I've recently resumed a small OS-from-scratch-in-Assembly project I started several months ago in Lion. Part of the project involves compiling a binary file with NASM (the one that is pre-included), then creating a disk image based on that binary. The important point comes from the fact that the binary is written to the first sector of the image to be bootable from other hardware (the binary is compiled with a FAT16 BPB), which I test with VirtualBox.

Unfortunately, whenever I compile and try to mount the image in Mountain Lion, I get a dialog box that says, "The following disk couldn't be opened: boot.img — no mountable filesystems". I figured this was some oddity in my code, so I made a blank FAT16 disk image with Disk Utility, then compared my disk with the one created in a hex editor, then modified my code accordingly. Unfortunately, while it did manage to mount afterwards, my code no longer worked after making said changes.

So, knowing that I managed to successfully compile the code before (and hadn't touched it since recently), I popped into Time Machine and pulled my old working directory out. I tested the image in VirtualBox, and it works. However, I get the same mounting error. I found this very peculiar, so I copied the disk image to a physical drive, plugged it in to an old Ubuntu box, and it did, in fact, mount. I even sent the disk image to a friend (who is still running the latest version of Lion), and he was able to mount the disk image.

TL;DR: Why does a FAT16 disk image I have properly mount in Lion, but not in Mountain Lion? I tried mounting by trying open boot.img, hdid boot.img, mount boot.img some_folder, and mount -t msdos boot.img some_folder, none of which worked.
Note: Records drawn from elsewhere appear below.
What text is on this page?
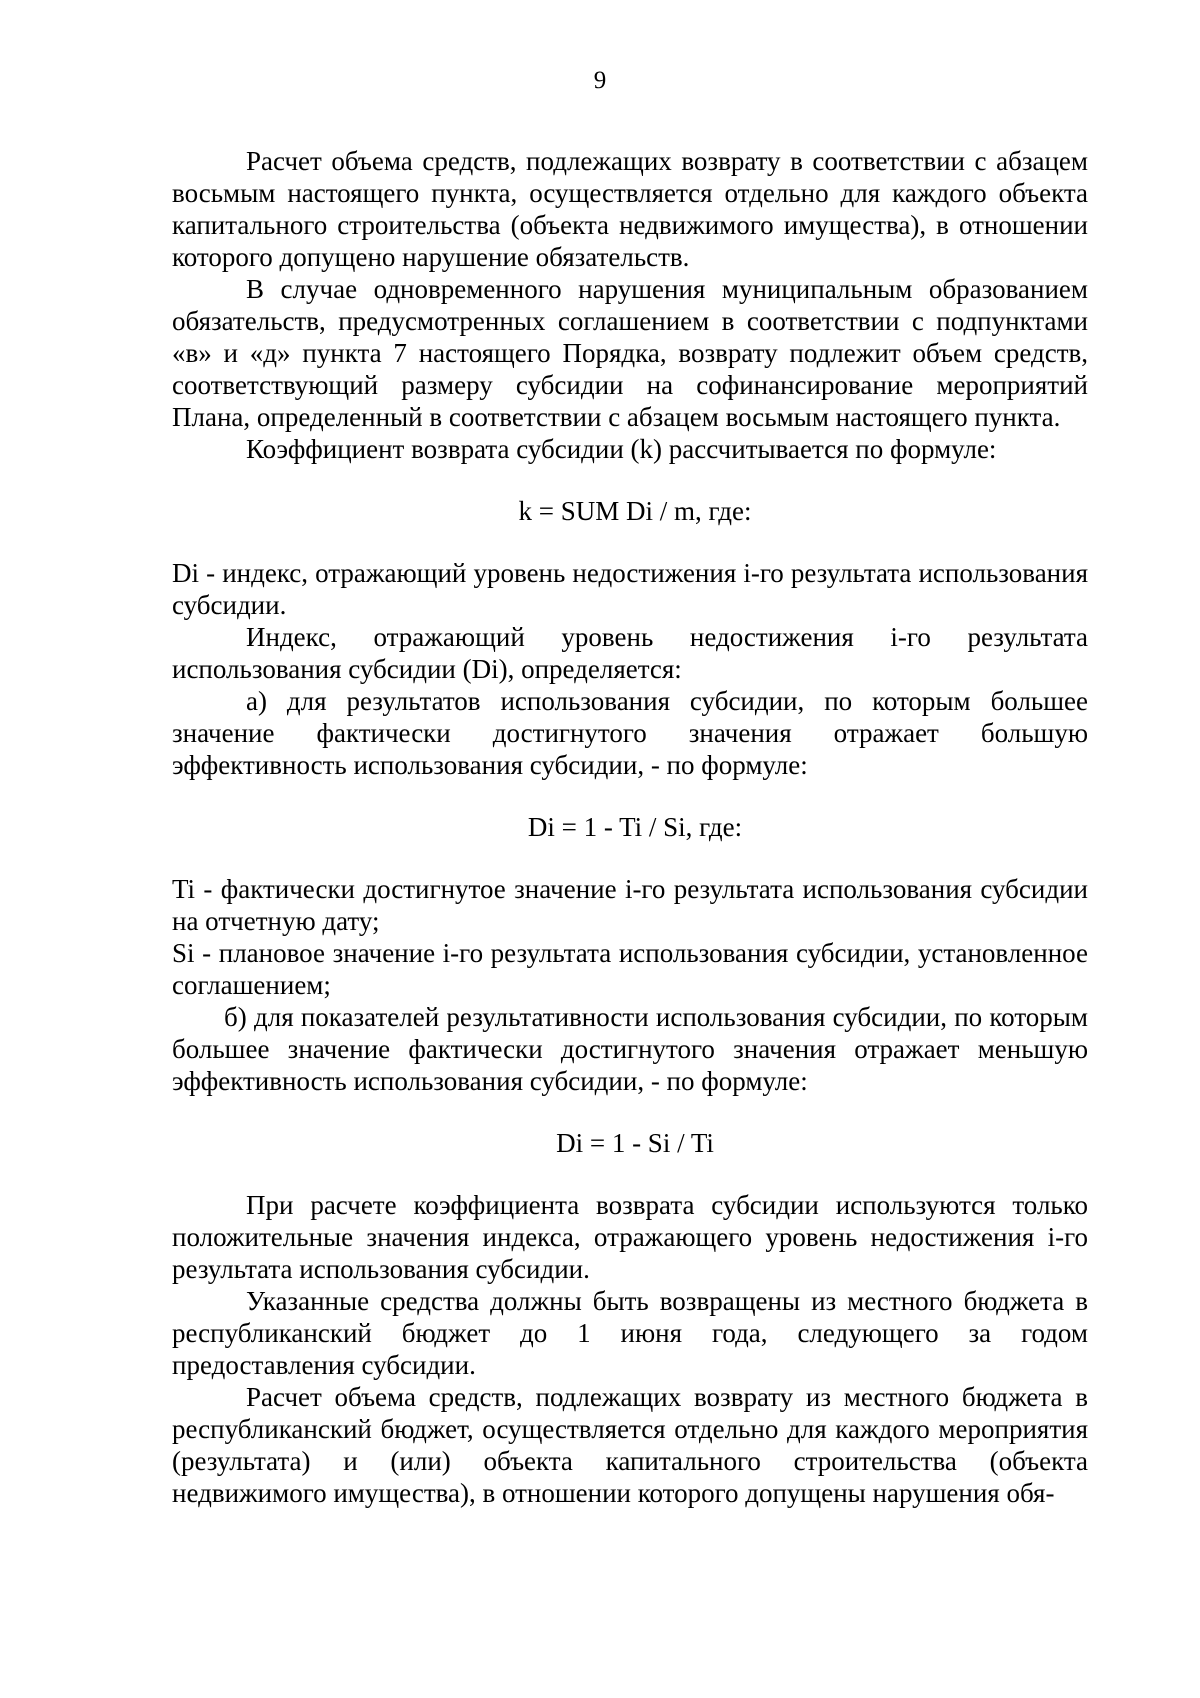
9

Расчет объема средств, подлежащих возврату в соответствии с абзацем восьмым настоящего пункта, осуществляется отдельно для каждого объекта капитального строительства (объекта недвижимого имущества), в отношении которого допущено нарушение обязательств.

В случае одновременного нарушения муниципальным образованием обязательств, предусмотренных соглашением в соответствии с подпунктами «в» и «д» пункта 7 настоящего Порядка, возврату подлежит объем средств, соответствующий размеру субсидии на софинансирование мероприятий Плана, определенный в соответствии с абзацем восьмым настоящего пункта.

Коэффициент возврата субсидии (k) рассчитывается по формуле:

k = SUM Di / m, где:

Di - индекс, отражающий уровень недостижения i-го результата использования субсидии.

Индекс, отражающий уровень недостижения i-го результата использования субсидии (Di), определяется:

а) для результатов использования субсидии, по которым большее значение фактически достигнутого значения отражает большую эффективность использования субсидии, - по формуле:

Di = 1 - Ti / Si, где:

Ti - фактически достигнутое значение i-го результата использования субсидии на отчетную дату;

Si - плановое значение i-го результата использования субсидии, установленное соглашением;

б) для показателей результативности использования субсидии, по которым большее значение фактически достигнутого значения отражает меньшую эффективность использования субсидии, - по формуле:

Di = 1 - Si / Ti

При расчете коэффициента возврата субсидии используются только положительные значения индекса, отражающего уровень недостижения i-го результата использования субсидии.

Указанные средства должны быть возвращены из местного бюджета в республиканский бюджет до 1 июня года, следующего за годом предоставления субсидии.

Расчет объема средств, подлежащих возврату из местного бюджета в республиканский бюджет, осуществляется отдельно для каждого мероприятия (результата) и (или) объекта капитального строительства (объекта недвижимого имущества), в отношении которого допущены нарушения обя-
I've attached the disk image in question via Droplr.

1 Answer 1


I eventually got the disk to mount whilst retaining compatibility with my bootloader. For anyone wondering, the compatibility conflict was in the FAT BPB (BIOS parameter block). Basically, the BPB has a field for specifying how many sectors compose a FAT cluster, where I manually supplied a value of 1. However, changing this to 4 fixed the issue. For more information on the BPB, you can see this reference page (you want to look at byte 13).

For anyone stumbling upon this answer randomly, this basically means that some older disks (such as floppy disks copied by dd) may not be able to be mounted by OS X Mountain Lion any longer. This is just a hypothesis based on observations of my own project, but hopefully this helps someone else running into this far-fetched issue.